筆者は、この間とくに社会教育史研究の立場から、その空白を埋めるべく、戦後沖縄の社会教育・文化政策にかかわる記録・証言等を収集し復刻
(2)等の努力を重ねてきた。本論では、これまでの収集資料や先行研究に依りながら、アメリカ統治下沖縄における教育基本法制の展開とそれをめぐる諸運動について、とくに社会教育の観点から光をあてながら、主要な歴史をたどってみることにする。紙数の関係もあり、占領下沖縄27年のほぼ前半、主として次の3点にしぼって事実の経過をみていきたい。
(1)戦後教育資料の伝播と初期教育基本法の導入(1946〜1951年)
(2)アメリカ民政府による布令教育法など(1951〜1957年)
(3)教育四法民立法運動の展開(1952〜1958年)
まず以下の記述の理解のために、簡潔に戦後初期沖縄の行政機構の変遷
(3)をたどっておくことにしよう。アメリカ側では、1945年4月1日沖縄本島上陸の時点において、米国海軍軍政府を設け、いわゆるミニッツ布告を発して日本国の主権を停止させたが、この軍政機構(1946年7月に陸軍へ移管)は、1950年12月「琉球列島米国民政府」(United States Civil Administration of the Ryukyu Islands -略称・ USCAR)となり、さらに1957年6月以降より、高等弁務官制が布かれた。「民政府」といっても高等弁務官等は現役の軍人から選任され、実質的には「軍政」統治が27年間継続された。

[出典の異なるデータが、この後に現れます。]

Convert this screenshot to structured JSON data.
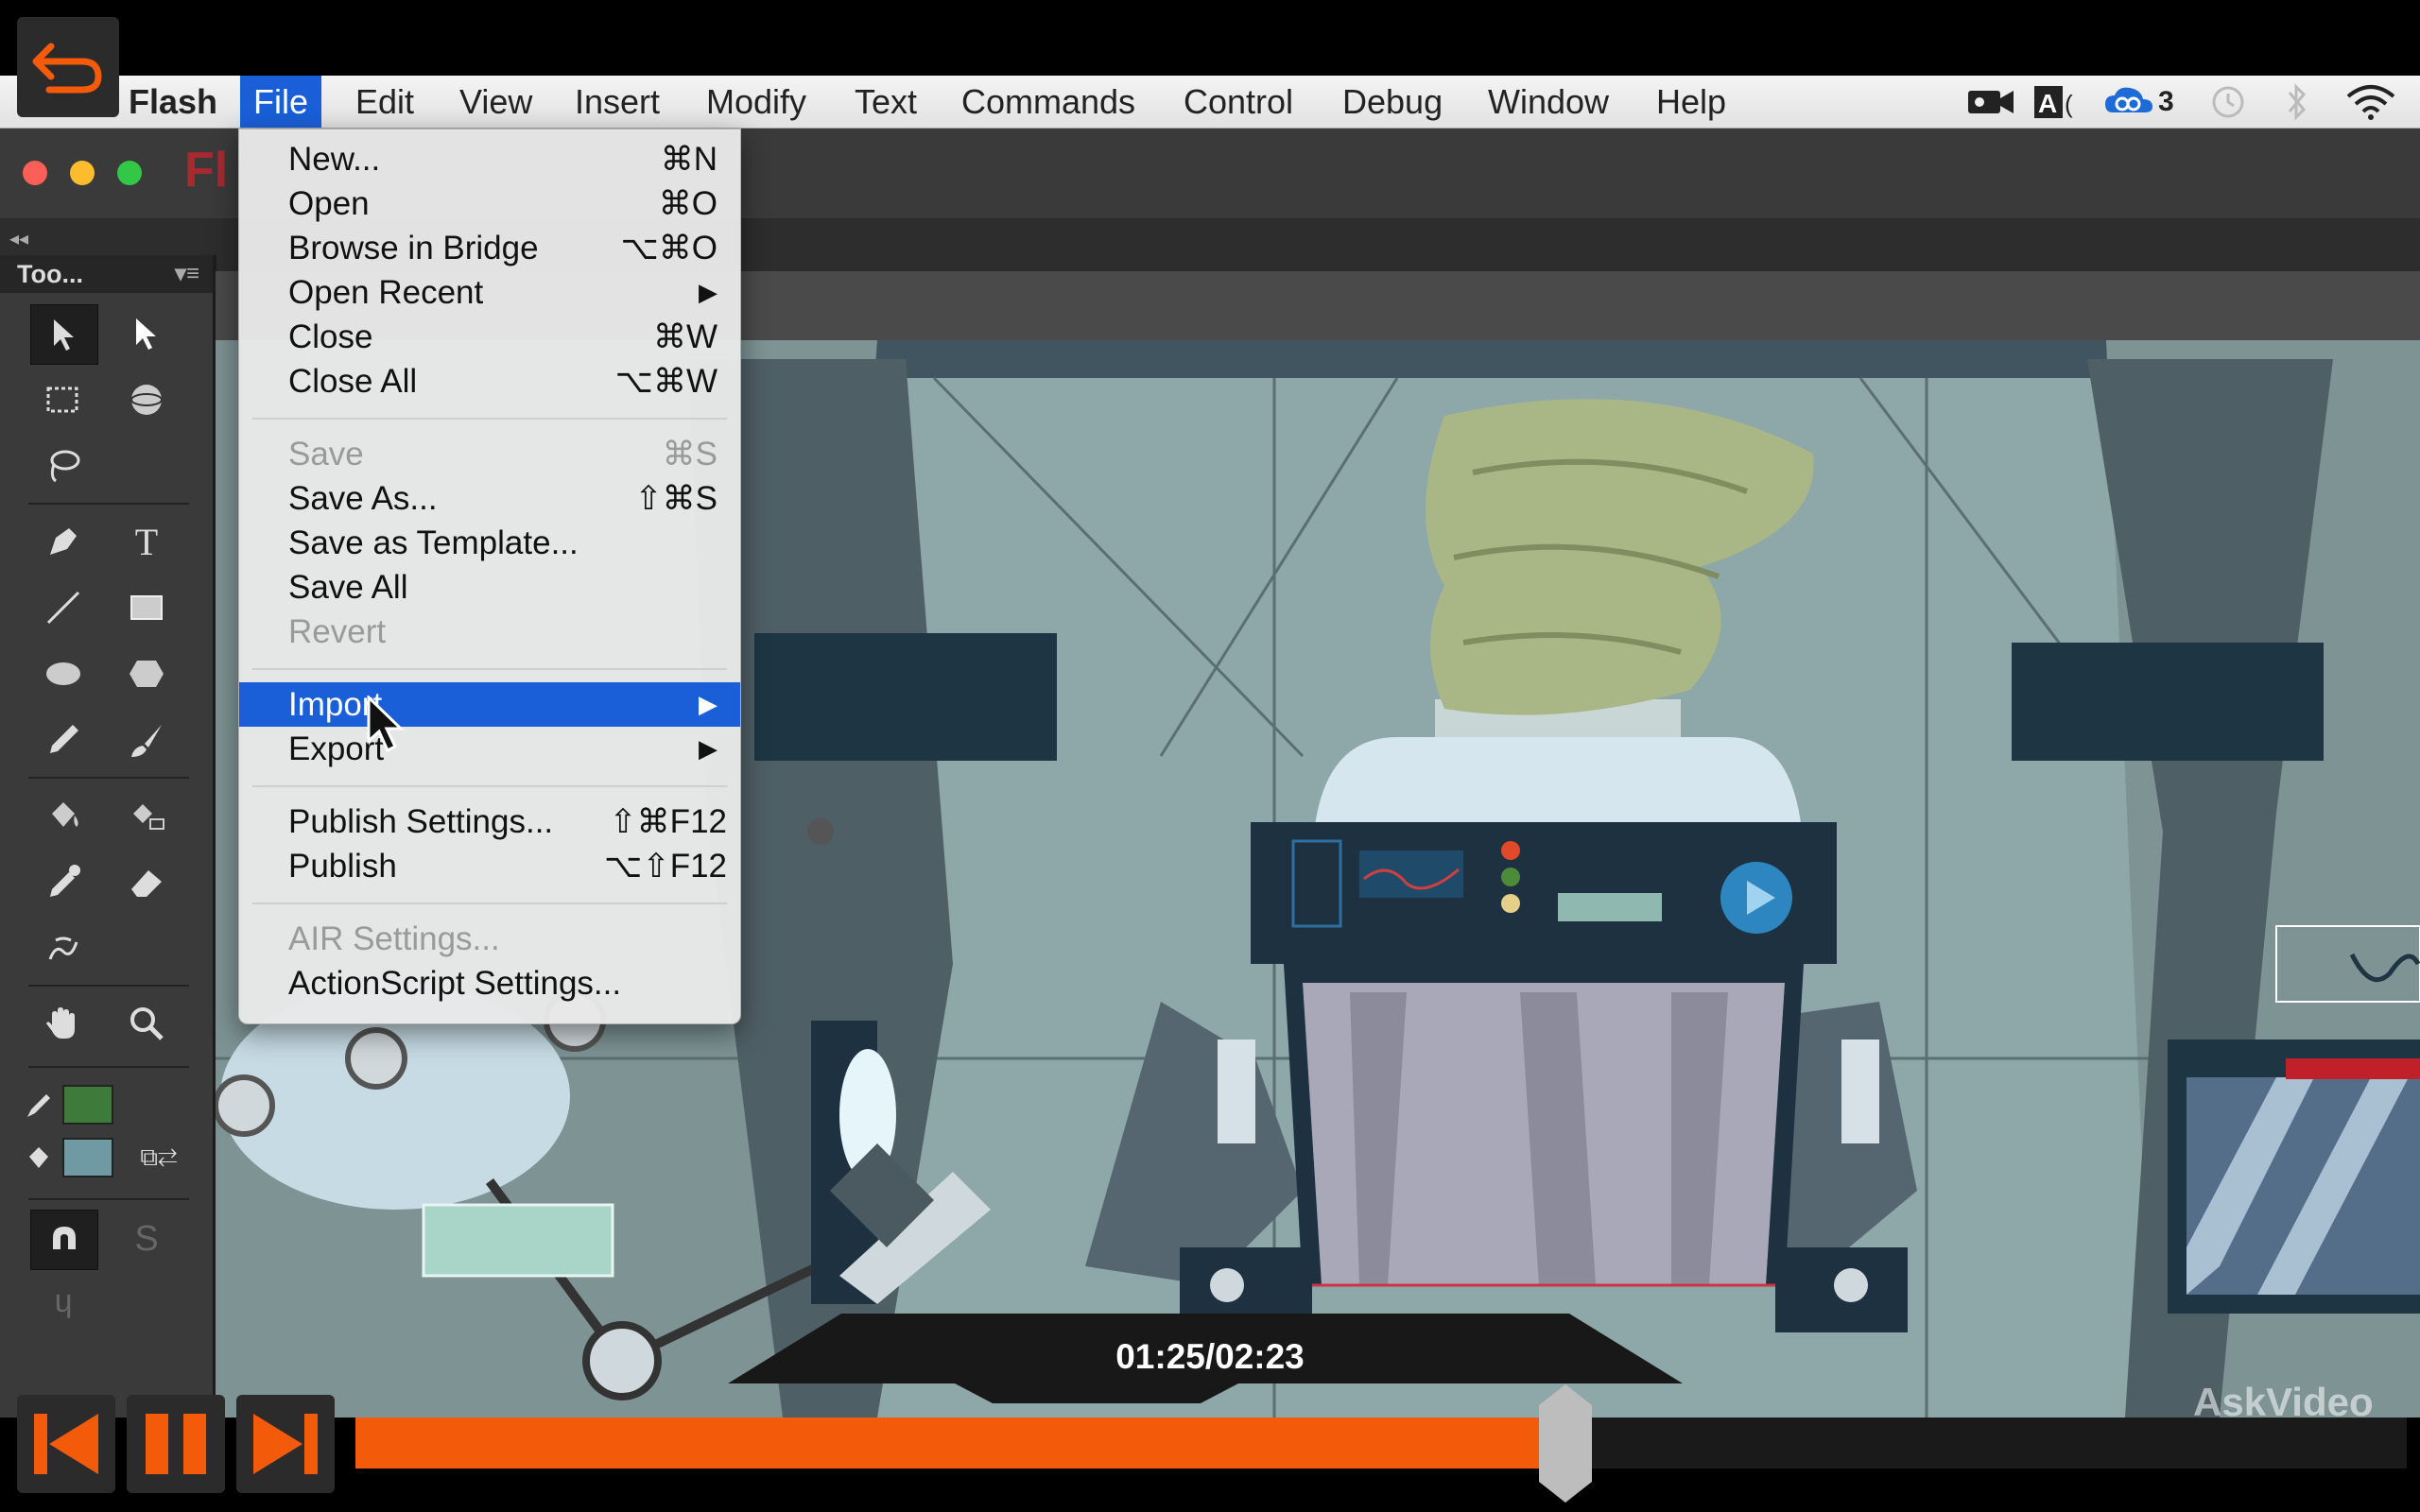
{
  "menubar": {
    "app": "Flash",
    "items": [
      "File",
      "Edit",
      "View",
      "Insert",
      "Modify",
      "Text",
      "Commands",
      "Control",
      "Debug",
      "Window",
      "Help"
    ],
    "tray_cc_count": "3"
  },
  "window": {
    "title_partial": "Fl"
  },
  "tools_panel": {
    "title": "Too...",
    "stroke_color": "#3e7a3a",
    "fill_color": "#6f9aa4"
  },
  "file_menu": {
    "items": [
      {
        "label": "New...",
        "shortcut": "⌘N"
      },
      {
        "label": "Open",
        "shortcut": "⌘O"
      },
      {
        "label": "Browse in Bridge",
        "shortcut": "⌥⌘O"
      },
      {
        "label": "Open Recent",
        "shortcut": "▶"
      },
      {
        "label": "Close",
        "shortcut": "⌘W"
      },
      {
        "label": "Close All",
        "shortcut": "⌥⌘W"
      },
      {
        "label": "Save",
        "shortcut": "⌘S"
      },
      {
        "label": "Save As...",
        "shortcut": "⇧⌘S"
      },
      {
        "label": "Save as Template...",
        "shortcut": ""
      },
      {
        "label": "Save All",
        "shortcut": ""
      },
      {
        "label": "Revert",
        "shortcut": ""
      },
      {
        "label": "Import",
        "shortcut": "▶"
      },
      {
        "label": "Export",
        "shortcut": "▶"
      },
      {
        "label": "Publish Settings...",
        "shortcut": "⇧⌘F12"
      },
      {
        "label": "Publish",
        "shortcut": "⌥⇧F12"
      },
      {
        "label": "AIR Settings...",
        "shortcut": ""
      },
      {
        "label": "ActionScript Settings...",
        "shortcut": ""
      }
    ]
  },
  "player": {
    "timecode": "01:25/02:23",
    "progress": 0.59,
    "watermark": "AskVideo",
    "accent": "#f35a0a"
  }
}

沖縄側の行政機構は、米国軍政府の諮問機関である「沖縄諮詢会」(1945〜46年、宮古、八重山、奄美は「支庁」)から出発し、続いて一定の行政機能をもつ「沖縄民政府」(1946〜50年、宮古、八重山各「民政府」、奄美は「臨時北部南西諸島政庁」以下「奄美政庁」という)、さらに沖縄、宮古、八重山、奄美各「群島政府」(1950〜52年)となり、その後は「琉球臨時中央政府」(1951年)をへて、“琉球列島の恒久的中央政府”としての「琉球政府」(1952〜72年、ただし奄美は1953年に復帰)が設置されてきた。琉球政府は激動のなかの20年の命脈であった。
占領支配下の教育行政は、アメリカ側・USCARによる民間情報教育部(CIE)の流れと、沖縄側では民政府・群島政府時代の文化部・文教部等、琉球政府時代の中央教育委員会・文教局等による教育行政との二重構造をもっていた。また教育法令の体系も、USCARが発する布告・布令・指令等と、沖縄側の法律・法令・条例等(いわゆる民立法)の二重の系統があり、占領者アメリカ側の布告・布令が沖縄側の法令にたいして上位法規としての地位を有していた。
2、戦後教育資料の伝播と初期教育基本法の導入
沖縄の教育基本法は、まず宮古(1948年)、そして八重山(1949年)と奄美(1949年)の、それぞれの民政府時代に、また沖縄本島では群島政府時代に教育基本条例(1951年)として姿をあらわす。その内容・構成は戦後日本の教育基本法に基づいていた。当時、政治的には厳しく分離・隔絶されていた本土の教育基本法が、どのような経過で占領下のこれらの島々に伝えられたのであろうか。宮古ー八重山ー奄美ー沖縄の、それぞれの群島ごとの隠れた秘話があり、それにまつわる人間ドラマが織りなされていた。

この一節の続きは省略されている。